Issing, the European Central Bank’s chief economist from 1998 to 2006, said the bank had threatened its own independence because of its desire to defuse the eurozone crisis last year. He said the ECB’s insistence that it would only assist countries it judged had met strict conditionality was problematic since it had surrendered that power to Brussels. He said politicians might find it expedient to allow a programme to continue even if structural reforms were not being pushed through as promised, leaving the ECB effectively forced to continue buying bonds for fear of triggering a crisis if they stopped.
“I understand why Mr Draghi made his announcement, but I am deeply concerned,” he said, referring to last September’s launch of the OMT programme by ECB president Mario Draghi. “The rosy scenario is that the OMT is just an announcement: a kind of nuclear weapon that’s never used”.
“But if the programme is triggered, it’s not under the control of the ECB anymore. As soon as a country is under conditionality, the ECB has to deliver.”

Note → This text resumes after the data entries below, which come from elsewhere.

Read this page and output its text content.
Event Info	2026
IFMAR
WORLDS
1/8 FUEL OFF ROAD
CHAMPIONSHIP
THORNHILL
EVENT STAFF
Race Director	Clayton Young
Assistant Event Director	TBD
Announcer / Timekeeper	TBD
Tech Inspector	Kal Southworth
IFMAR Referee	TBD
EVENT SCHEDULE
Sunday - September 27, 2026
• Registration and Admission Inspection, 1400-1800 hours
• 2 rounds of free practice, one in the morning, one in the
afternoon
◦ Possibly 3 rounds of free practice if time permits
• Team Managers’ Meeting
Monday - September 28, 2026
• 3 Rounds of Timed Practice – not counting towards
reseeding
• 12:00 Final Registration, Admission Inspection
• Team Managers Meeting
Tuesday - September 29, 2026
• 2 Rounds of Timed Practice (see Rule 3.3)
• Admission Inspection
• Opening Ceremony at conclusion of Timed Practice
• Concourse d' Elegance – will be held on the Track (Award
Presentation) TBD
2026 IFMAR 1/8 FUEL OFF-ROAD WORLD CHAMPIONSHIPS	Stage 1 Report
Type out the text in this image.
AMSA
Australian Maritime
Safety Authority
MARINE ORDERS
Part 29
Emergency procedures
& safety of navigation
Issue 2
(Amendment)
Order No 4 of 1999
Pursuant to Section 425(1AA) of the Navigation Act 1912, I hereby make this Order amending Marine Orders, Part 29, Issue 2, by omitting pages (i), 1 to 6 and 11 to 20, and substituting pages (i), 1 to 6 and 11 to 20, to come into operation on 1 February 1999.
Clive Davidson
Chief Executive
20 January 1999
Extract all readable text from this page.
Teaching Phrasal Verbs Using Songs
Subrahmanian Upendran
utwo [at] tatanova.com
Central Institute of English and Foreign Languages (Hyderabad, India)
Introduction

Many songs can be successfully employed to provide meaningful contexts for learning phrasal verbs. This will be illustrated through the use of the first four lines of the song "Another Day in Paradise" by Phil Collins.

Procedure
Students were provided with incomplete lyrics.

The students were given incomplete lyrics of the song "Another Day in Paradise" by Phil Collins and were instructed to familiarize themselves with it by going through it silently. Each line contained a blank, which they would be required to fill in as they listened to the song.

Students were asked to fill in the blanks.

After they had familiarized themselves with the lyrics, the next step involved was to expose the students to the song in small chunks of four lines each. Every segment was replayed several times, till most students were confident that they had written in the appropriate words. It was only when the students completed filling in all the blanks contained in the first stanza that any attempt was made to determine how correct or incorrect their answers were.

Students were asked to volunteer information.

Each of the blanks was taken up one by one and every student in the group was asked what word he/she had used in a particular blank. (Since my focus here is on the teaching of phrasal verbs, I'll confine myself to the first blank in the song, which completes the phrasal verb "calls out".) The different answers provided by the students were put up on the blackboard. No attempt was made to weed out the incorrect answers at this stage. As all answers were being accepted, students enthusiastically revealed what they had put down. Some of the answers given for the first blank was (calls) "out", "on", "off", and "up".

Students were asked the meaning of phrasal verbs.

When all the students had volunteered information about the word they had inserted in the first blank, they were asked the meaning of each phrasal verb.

Warning of mission creep, Dr Issing said once the ECB started buying bonds it would be almost impossible to stop. Ending a programme would trigger a crisis that could threaten the very future of the currency union and so it would also become a prisoner of markets.
“The ECB will have staked its reputation on this programme. It could not go back,” Dr Issing told a meeting with RBS clients in Brussels. “It is easy to go beyond your mandate”.
So will the OMT be needed? Speculation that Spain would be forced to request help has subsided in recent months precisely because markets are calmer in the knowledge that a backstop is available. The danger comes if a member state then uses that as an excuse to slow reform, thereby sapping market confidence, undermining demand for sovereigns and so pushing a country back into the arms of the ECB.
Inflation mandate secure
Issing – who was one of Angela Merkel’s economic advisors and a former Bundesbank board member – was instrumental in forging early ECB strategy, in particular the bank’s commitment to price stability. He said there was little chance this principal mandate would change, despite complaints from some exporters and national politicians that the ECB was doing little to fight a ‘currency war’ that is damaging the bloc’s competitiveness.
“Saying we are flexible on inflation, to lose that anchor would push us back into the 70s. At the moment there is no suggestion that the two per cent inflation target is going to be given up.” He noted that the ECB had to also pay attention to the danger that a weak currency could push up import prices, and therefore inflation.
The greatest danger hanging over the eurozone, he said, was that governments could lose the will to implement structural reforms in the face of popular anger. Reforms depended on courageous leadership (a return to power by Silvio Berlusconi “is frightening” he said) but ultimately depended on the backing of ordinary people.
“This is the key. If voters are not supportive, we are in deep trouble. People need to see the need for reform but also the light at the end of the tunnel. That means politicians need to better explain what they are doing and why.”
He said that most eurozone members, including Germany, had so far failed to deliver the required level of structural reform, though he praised Portugal in particular for driving through painful change.
“If this energy in reforms declines then the crisis will show up again very soon. Certainly, we are not yet out of the crisis. There is no room for complacency”.
The euro will survive despite that threat
“The question is how many members it will have in 10 years time? The answer is ‘more than now’. I am convinced. At the very least, nothing will happen before the German elections (in September)”.